Postischemic acute renal failure (ARF), which occurs in 20% to 50% of cadaveric kidney transplant recipients, is the major risk factor for long-term transplant survival (Hall et al, 1985; Ojo et al, 2001; van Valenberg et al, 1987). Tubular epithelial cells are the primary victims of this ischemic injury. Necrosis of these cells clearly occurs, but removal of sublethally injured tubules by apoptosis is an equally important pathogenic mechanism (Lieberthal and Levine, 1996). The number of apoptotic tubular cells in the donor kidney biopsy specimens is higher than in native kidney ARF and predicts the development of allograft ARF (Oberbauer et al, 1999; Olsen et al, 1989).

Apoptosis is a carefully choreographed, complex process, in which catabolic enzymes finally degrade essential cellular macromolecules, which leads to a characteristic death phenotype (Cohen, 1993). The Bcl-2 family members are key regulators of this process (Oltvai and Korsmeyer, 1994).
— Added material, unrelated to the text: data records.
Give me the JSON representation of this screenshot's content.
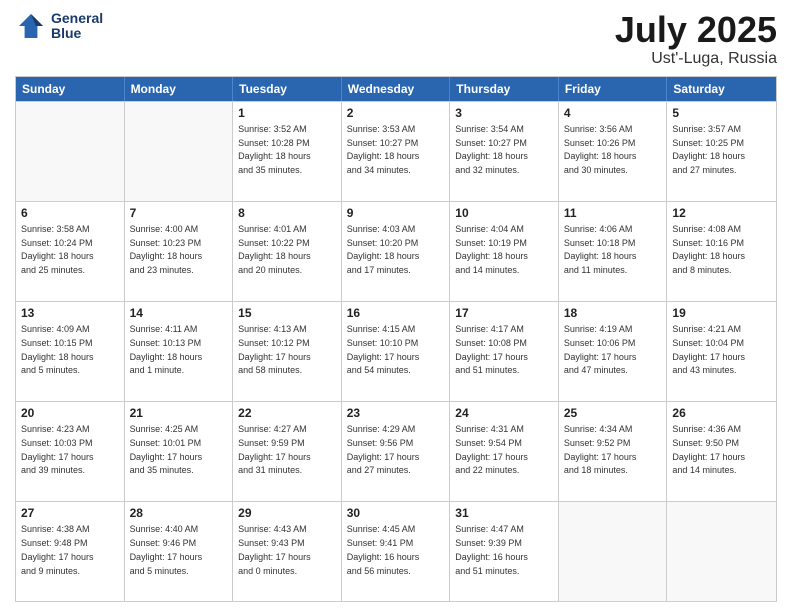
{
  "header": {
    "logo_line1": "General",
    "logo_line2": "Blue",
    "month": "July 2025",
    "location": "Ust'-Luga, Russia"
  },
  "weekdays": [
    "Sunday",
    "Monday",
    "Tuesday",
    "Wednesday",
    "Thursday",
    "Friday",
    "Saturday"
  ],
  "weeks": [
    [
      {
        "day": "",
        "info": ""
      },
      {
        "day": "",
        "info": ""
      },
      {
        "day": "1",
        "info": "Sunrise: 3:52 AM\nSunset: 10:28 PM\nDaylight: 18 hours\nand 35 minutes."
      },
      {
        "day": "2",
        "info": "Sunrise: 3:53 AM\nSunset: 10:27 PM\nDaylight: 18 hours\nand 34 minutes."
      },
      {
        "day": "3",
        "info": "Sunrise: 3:54 AM\nSunset: 10:27 PM\nDaylight: 18 hours\nand 32 minutes."
      },
      {
        "day": "4",
        "info": "Sunrise: 3:56 AM\nSunset: 10:26 PM\nDaylight: 18 hours\nand 30 minutes."
      },
      {
        "day": "5",
        "info": "Sunrise: 3:57 AM\nSunset: 10:25 PM\nDaylight: 18 hours\nand 27 minutes."
      }
    ],
    [
      {
        "day": "6",
        "info": "Sunrise: 3:58 AM\nSunset: 10:24 PM\nDaylight: 18 hours\nand 25 minutes."
      },
      {
        "day": "7",
        "info": "Sunrise: 4:00 AM\nSunset: 10:23 PM\nDaylight: 18 hours\nand 23 minutes."
      },
      {
        "day": "8",
        "info": "Sunrise: 4:01 AM\nSunset: 10:22 PM\nDaylight: 18 hours\nand 20 minutes."
      },
      {
        "day": "9",
        "info": "Sunrise: 4:03 AM\nSunset: 10:20 PM\nDaylight: 18 hours\nand 17 minutes."
      },
      {
        "day": "10",
        "info": "Sunrise: 4:04 AM\nSunset: 10:19 PM\nDaylight: 18 hours\nand 14 minutes."
      },
      {
        "day": "11",
        "info": "Sunrise: 4:06 AM\nSunset: 10:18 PM\nDaylight: 18 hours\nand 11 minutes."
      },
      {
        "day": "12",
        "info": "Sunrise: 4:08 AM\nSunset: 10:16 PM\nDaylight: 18 hours\nand 8 minutes."
      }
    ],
    [
      {
        "day": "13",
        "info": "Sunrise: 4:09 AM\nSunset: 10:15 PM\nDaylight: 18 hours\nand 5 minutes."
      },
      {
        "day": "14",
        "info": "Sunrise: 4:11 AM\nSunset: 10:13 PM\nDaylight: 18 hours\nand 1 minute."
      },
      {
        "day": "15",
        "info": "Sunrise: 4:13 AM\nSunset: 10:12 PM\nDaylight: 17 hours\nand 58 minutes."
      },
      {
        "day": "16",
        "info": "Sunrise: 4:15 AM\nSunset: 10:10 PM\nDaylight: 17 hours\nand 54 minutes."
      },
      {
        "day": "17",
        "info": "Sunrise: 4:17 AM\nSunset: 10:08 PM\nDaylight: 17 hours\nand 51 minutes."
      },
      {
        "day": "18",
        "info": "Sunrise: 4:19 AM\nSunset: 10:06 PM\nDaylight: 17 hours\nand 47 minutes."
      },
      {
        "day": "19",
        "info": "Sunrise: 4:21 AM\nSunset: 10:04 PM\nDaylight: 17 hours\nand 43 minutes."
      }
    ],
    [
      {
        "day": "20",
        "info": "Sunrise: 4:23 AM\nSunset: 10:03 PM\nDaylight: 17 hours\nand 39 minutes."
      },
      {
        "day": "21",
        "info": "Sunrise: 4:25 AM\nSunset: 10:01 PM\nDaylight: 17 hours\nand 35 minutes."
      },
      {
        "day": "22",
        "info": "Sunrise: 4:27 AM\nSunset: 9:59 PM\nDaylight: 17 hours\nand 31 minutes."
      },
      {
        "day": "23",
        "info": "Sunrise: 4:29 AM\nSunset: 9:56 PM\nDaylight: 17 hours\nand 27 minutes."
      },
      {
        "day": "24",
        "info": "Sunrise: 4:31 AM\nSunset: 9:54 PM\nDaylight: 17 hours\nand 22 minutes."
      },
      {
        "day": "25",
        "info": "Sunrise: 4:34 AM\nSunset: 9:52 PM\nDaylight: 17 hours\nand 18 minutes."
      },
      {
        "day": "26",
        "info": "Sunrise: 4:36 AM\nSunset: 9:50 PM\nDaylight: 17 hours\nand 14 minutes."
      }
    ],
    [
      {
        "day": "27",
        "info": "Sunrise: 4:38 AM\nSunset: 9:48 PM\nDaylight: 17 hours\nand 9 minutes."
      },
      {
        "day": "28",
        "info": "Sunrise: 4:40 AM\nSunset: 9:46 PM\nDaylight: 17 hours\nand 5 minutes."
      },
      {
        "day": "29",
        "info": "Sunrise: 4:43 AM\nSunset: 9:43 PM\nDaylight: 17 hours\nand 0 minutes."
      },
      {
        "day": "30",
        "info": "Sunrise: 4:45 AM\nSunset: 9:41 PM\nDaylight: 16 hours\nand 56 minutes."
      },
      {
        "day": "31",
        "info": "Sunrise: 4:47 AM\nSunset: 9:39 PM\nDaylight: 16 hours\nand 51 minutes."
      },
      {
        "day": "",
        "info": ""
      },
      {
        "day": "",
        "info": ""
      }
    ]
  ]
}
Although the exact mechanisms by which the Bcl-2 family regulates apoptosis are not entirely known, it is clear that the susceptibility of cells to apoptosis can be altered by changing the level of expression of individual family member proteins (Oltvai et al, 1993). In contrast to Bcl-2 and Bcl-xl, Bax acts as a proapoptotic factor. The ratio of expression of Bcl-2 or Bcl-xl to Bax seems to determine cell fate in an adverse microenvironment (Ortiz et al, 2000). Thus, for any given apoptotic stimulus, the balance between death and survival seems to be determined by the ratio of apoptosis-stimulating and -suppressing Bcl-2 family members (Oltvai and Korsmeyer, 1994).

We have previously shown in a rat model of temporary ischemia to a solitary, healthy kidney that apoptosis of tubular cells after reperfusion mainly occurs within the first 24 hours. However, the long-term consequences (tubular dilation, interstitial fibrosis, and glomerulosclerosis) develop as late as 20 weeks after the insult. Apoptosis in this setting is associated with a relative overexpression of the proapoptotic Bcl-2 member Bax compared with antiapoptotic Bcl-2 or Bcl-xL (Oberbauer et al, 2001).
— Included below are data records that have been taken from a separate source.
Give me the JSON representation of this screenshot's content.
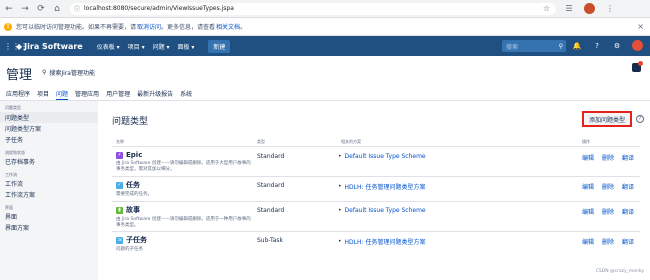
{
  "browser": {
    "back": "←",
    "forward": "→",
    "reload": "⟳",
    "home": "⌂",
    "url": "localhost:8080/secure/admin/ViewIssueTypes.jspa",
    "lock": "ⓘ",
    "star": "☆",
    "ext_icon": "☰",
    "menu_icon": "⋮"
  },
  "warning": {
    "icon": "!",
    "text": "您可以临时访问管理功能。如果不再需要，请",
    "link1": "取消访问",
    "mid": "。更多信息，请查看",
    "link2": "相关文档",
    "end": "。",
    "close": "×"
  },
  "header": {
    "grid": "⋮⋮⋮",
    "logo_mark": "◆",
    "logo_text": "Jira Software",
    "nav": [
      "仪表板 ▾",
      "项目 ▾",
      "问题 ▾",
      "面板 ▾"
    ],
    "create": "新建",
    "search_placeholder": "搜索",
    "search_icon": "⚲",
    "bell": "🔔",
    "help": "?",
    "gear": "⚙"
  },
  "admin": {
    "title": "管理",
    "search_icon": "⚲",
    "search_label": "搜索Jira管理功能",
    "tabs": [
      "应用程序",
      "项目",
      "问题",
      "管理应用",
      "用户管理",
      "最新升级报告",
      "系统"
    ],
    "active_tab": "问题"
  },
  "sidebar": {
    "sections": [
      {
        "title": "问题类型",
        "items": [
          "问题类型",
          "问题类型方案",
          "子任务"
        ]
      },
      {
        "title": "流程和状态",
        "items": [
          "已存档事务"
        ]
      },
      {
        "title": "工作流",
        "items": [
          "工作流",
          "工作流方案"
        ]
      },
      {
        "title": "界面",
        "items": [
          "界面",
          "界面方案"
        ]
      }
    ],
    "active_item": "问题类型"
  },
  "main": {
    "title": "问题类型",
    "add_button": "添加问题类型",
    "help_icon": "?",
    "columns": [
      "名称",
      "类型",
      "相关的方案",
      "操作"
    ],
    "rows": [
      {
        "icon": "⚡",
        "icon_color": "#904ee2",
        "name": "Epic",
        "desc": "由 Jira Software 创建——请勿编辑或删除。适用于大型用户故事的事务类型，需对其加以细分。",
        "type": "Standard",
        "scheme": "Default Issue Type Scheme",
        "ops": [
          "编辑",
          "删除",
          "翻译"
        ]
      },
      {
        "icon": "✓",
        "icon_color": "#4bade8",
        "name": "任务",
        "desc": "需要完成的任务。",
        "type": "Standard",
        "scheme": "HDLH: 任务管理问题类型方案",
        "ops": [
          "编辑",
          "删除",
          "翻译"
        ]
      },
      {
        "icon": "▮",
        "icon_color": "#63ba3c",
        "name": "故事",
        "desc": "由 Jira Software 创建——请勿编辑或删除。适用于一种用户故事的事务类型。",
        "type": "Standard",
        "scheme": "Default Issue Type Scheme",
        "ops": [
          "编辑",
          "删除",
          "翻译"
        ]
      },
      {
        "icon": "⇲",
        "icon_color": "#4bade8",
        "name": "子任务",
        "desc": "问题的子任务",
        "type": "Sub-Task",
        "scheme": "HDLH: 任务管理问题类型方案",
        "ops": [
          "编辑",
          "删除",
          "翻译"
        ]
      }
    ]
  },
  "watermark": "CSDN @crazy_monky"
}
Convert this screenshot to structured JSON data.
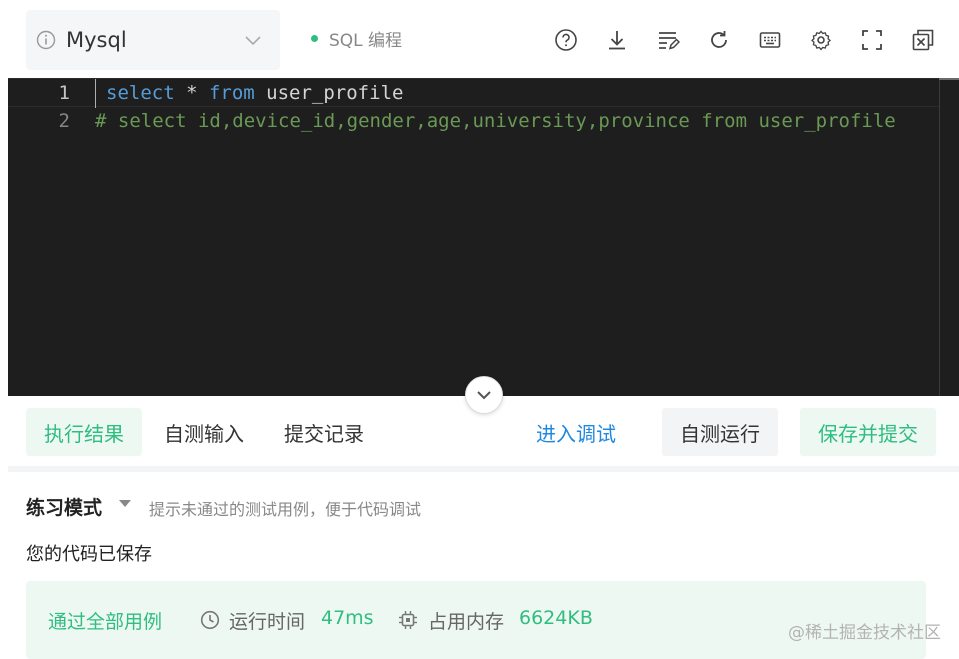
{
  "toolbar": {
    "language": "Mysql",
    "mode": "SQL 编程",
    "icons": [
      "help-icon",
      "download-icon",
      "format-icon",
      "reset-icon",
      "keyboard-icon",
      "settings-icon",
      "fullscreen-icon",
      "popout-icon"
    ]
  },
  "editor": {
    "lines": [
      {
        "number": "1",
        "keyword": "select",
        "rest_a": " * ",
        "keyword2": "from",
        "rest_b": " user_profile"
      },
      {
        "number": "2",
        "comment": "# select id,device_id,gender,age,university,province from user_profile"
      }
    ]
  },
  "actions": {
    "tab_result": "执行结果",
    "tab_input": "自测输入",
    "tab_history": "提交记录",
    "debug": "进入调试",
    "self_run": "自测运行",
    "save_submit": "保存并提交"
  },
  "result": {
    "mode_title": "练习模式",
    "mode_hint": "提示未通过的测试用例，便于代码调试",
    "saved": "您的代码已保存",
    "pass": "通过全部用例",
    "time_label": "运行时间",
    "time_value": "47ms",
    "mem_label": "占用内存",
    "mem_value": "6624KB"
  },
  "watermark": "@稀土掘金技术社区",
  "colors": {
    "accent": "#2fbd80",
    "link": "#1f88e0",
    "editor_bg": "#1e1e1e"
  }
}
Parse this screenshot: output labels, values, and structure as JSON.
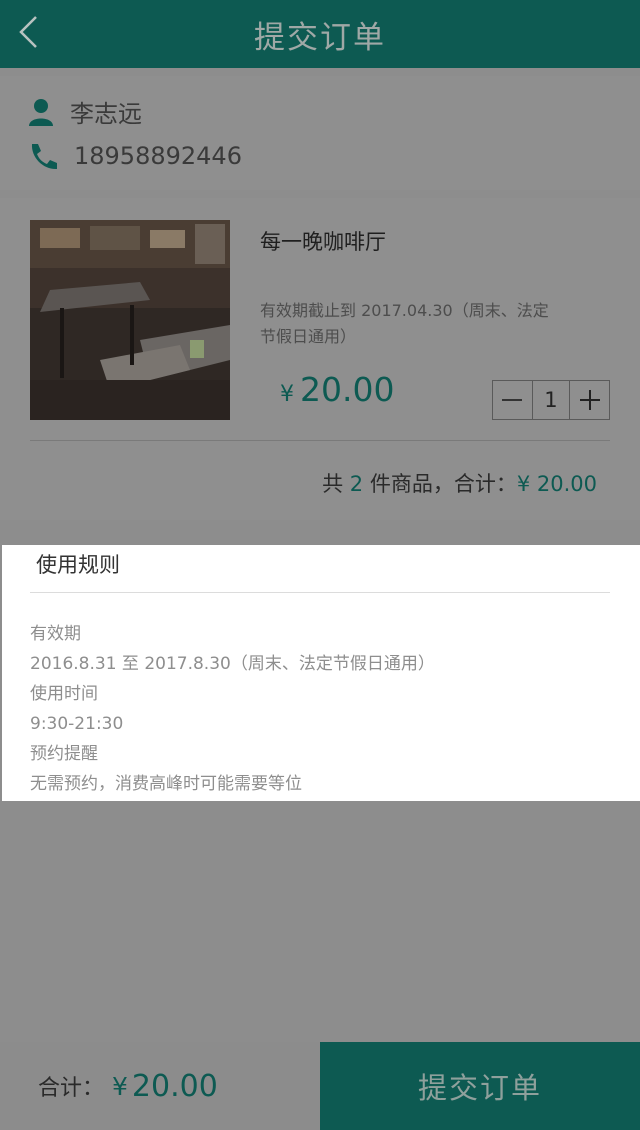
{
  "header": {
    "title": "提交订单",
    "back_icon": "chevron-left-icon"
  },
  "contact": {
    "name": "李志远",
    "phone": "18958892446",
    "user_icon": "user-icon",
    "phone_icon": "phone-icon"
  },
  "order": {
    "store_name": "每一晚咖啡厅",
    "validity": "有效期截止到 2017.04.30（周末、法定节假日通用）",
    "price_symbol": "¥",
    "price": "20.00",
    "quantity": "1",
    "summary": {
      "prefix": "共",
      "count": "2",
      "middle": "件商品，合计：",
      "total": "¥ 20.00"
    }
  },
  "rules": {
    "title": "使用规则",
    "items": [
      "有效期",
      "2016.8.31 至 2017.8.30（周末、法定节假日通用）",
      "使用时间",
      "9:30-21:30",
      "预约提醒",
      "无需预约，消费高峰时可能需要等位"
    ]
  },
  "footer": {
    "total_label": "合计：",
    "total_symbol": "¥",
    "total_value": "20.00",
    "submit_label": "提交订单"
  },
  "colors": {
    "brand": "#0d5a52",
    "overlay_bg": "#8d8d8d",
    "card_bg": "#ffffff"
  }
}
In renal transplantation, an adequate response of tubular epithelial cells to ischemia includes an up-regulation of survival genes. Gobe et al (2000) showed that the inability of expressing antiapoptotic members of the Bcl-2 family as response to oxidative stress is associated with a higher rate of apoptosis in proximal tubular epithelial cells in vitro (Cuttle et al, 2001).
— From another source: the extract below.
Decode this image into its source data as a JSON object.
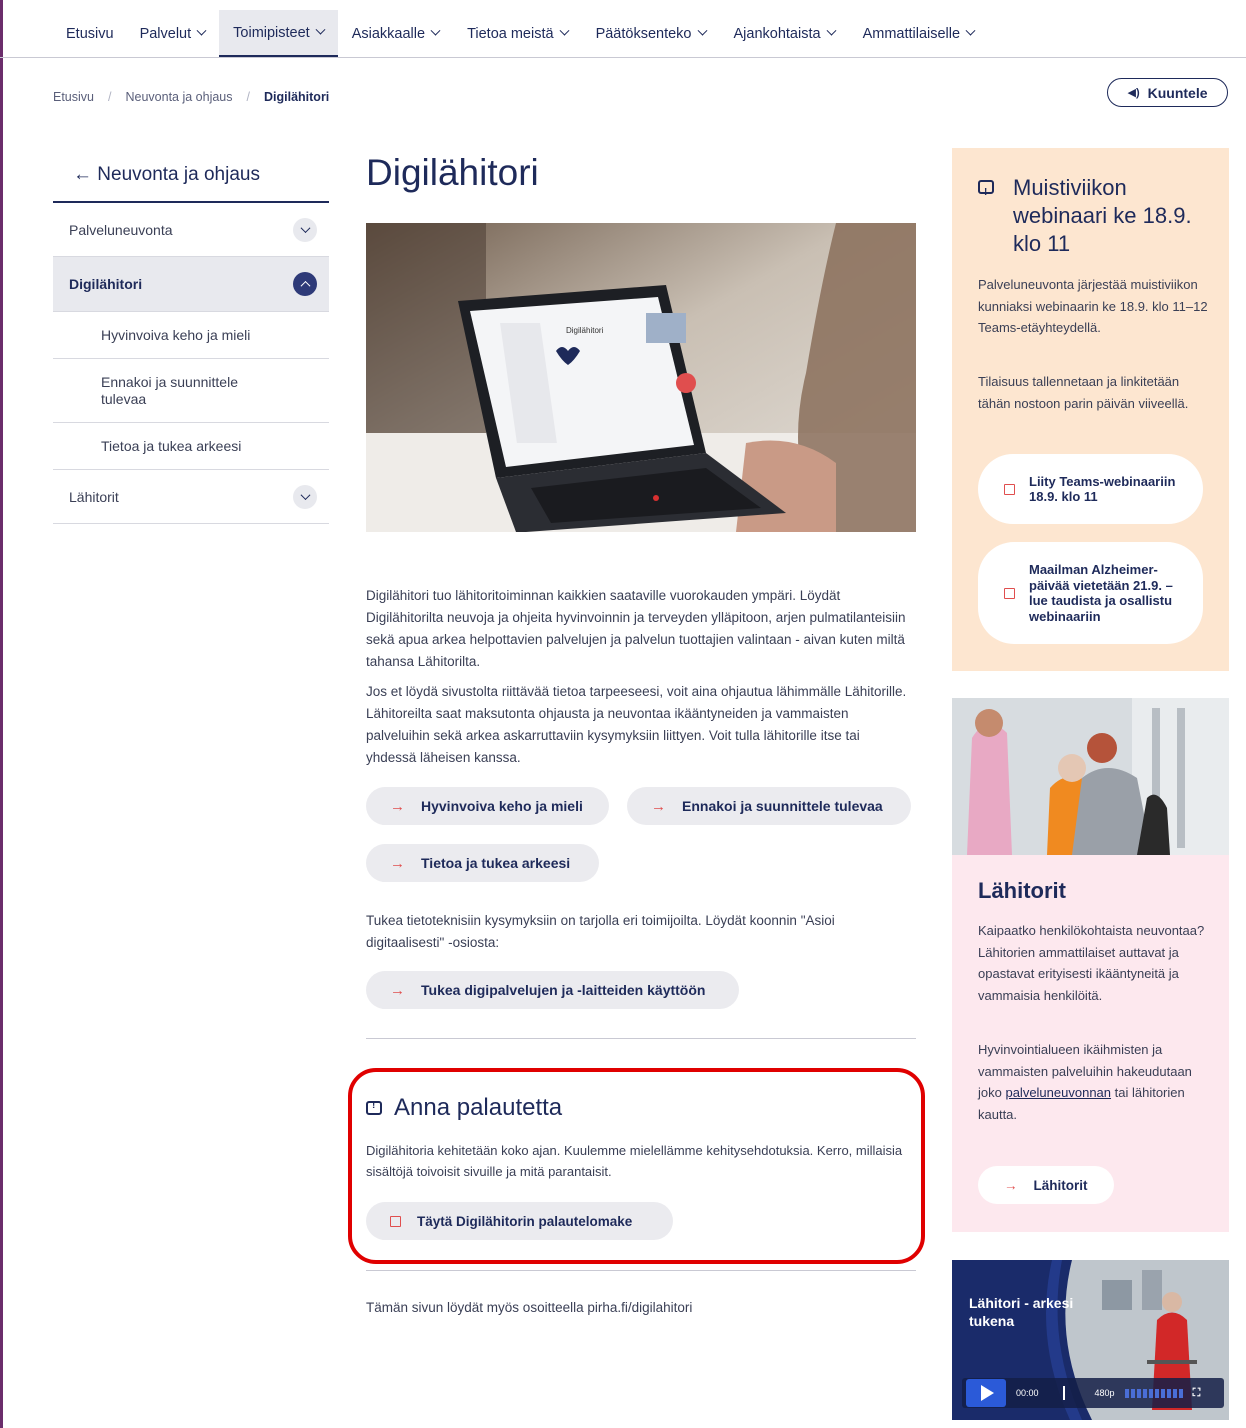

This study was designed to elucidate whether proximal tubular epithelial cells from donor kidney biopsy specimens obtained before transplantation with subsequent primary graft function exhibit a different expression of antiapoptotic Bcl-2 members, compared with tubular cells of kidneys that displayed succeeding postischemic ARF.

Results

Apoptosis

The number of apoptotic tubular epithelial cells in the three groups is depicted in Figure 1A. Living donor kidney biopsy specimens (LIV) and cadaveric kidney biopsy specimens with primary graft function (CAD-PF) exhibited significantly less apoptotic cells compared with cadaveric donor kidneys with delayed graft function and acute renal failure (CAD-ARF).

Figure 1
figure 1

A, The percentage of apoptotic tubular epithelial cells in the corresponding groups. B, The overexpression of Bcl-2/GAPDH in microdissected tubular cells from donor kidney biopsy specimens relative to cultured primary human tubular epithelial cells from healthy kidneys, which served as calibrator. Living donor kidneys (LIV) and cadaveric donor kidneys with primary function after transplantation (CAD-PF) expressed nearly 10-fold more Bcl-2 compared with cadaveric kidneys with subsequent acute renal failure (CAD-ARF). *p < 0.05. C, The relation between Bcl-2/GAPDH expression and the duration of cold ischemia. Prolonged cold ischemia was not associated with lower level Bcl-2 expression in cadaveric kidneys (PF as well as ARF).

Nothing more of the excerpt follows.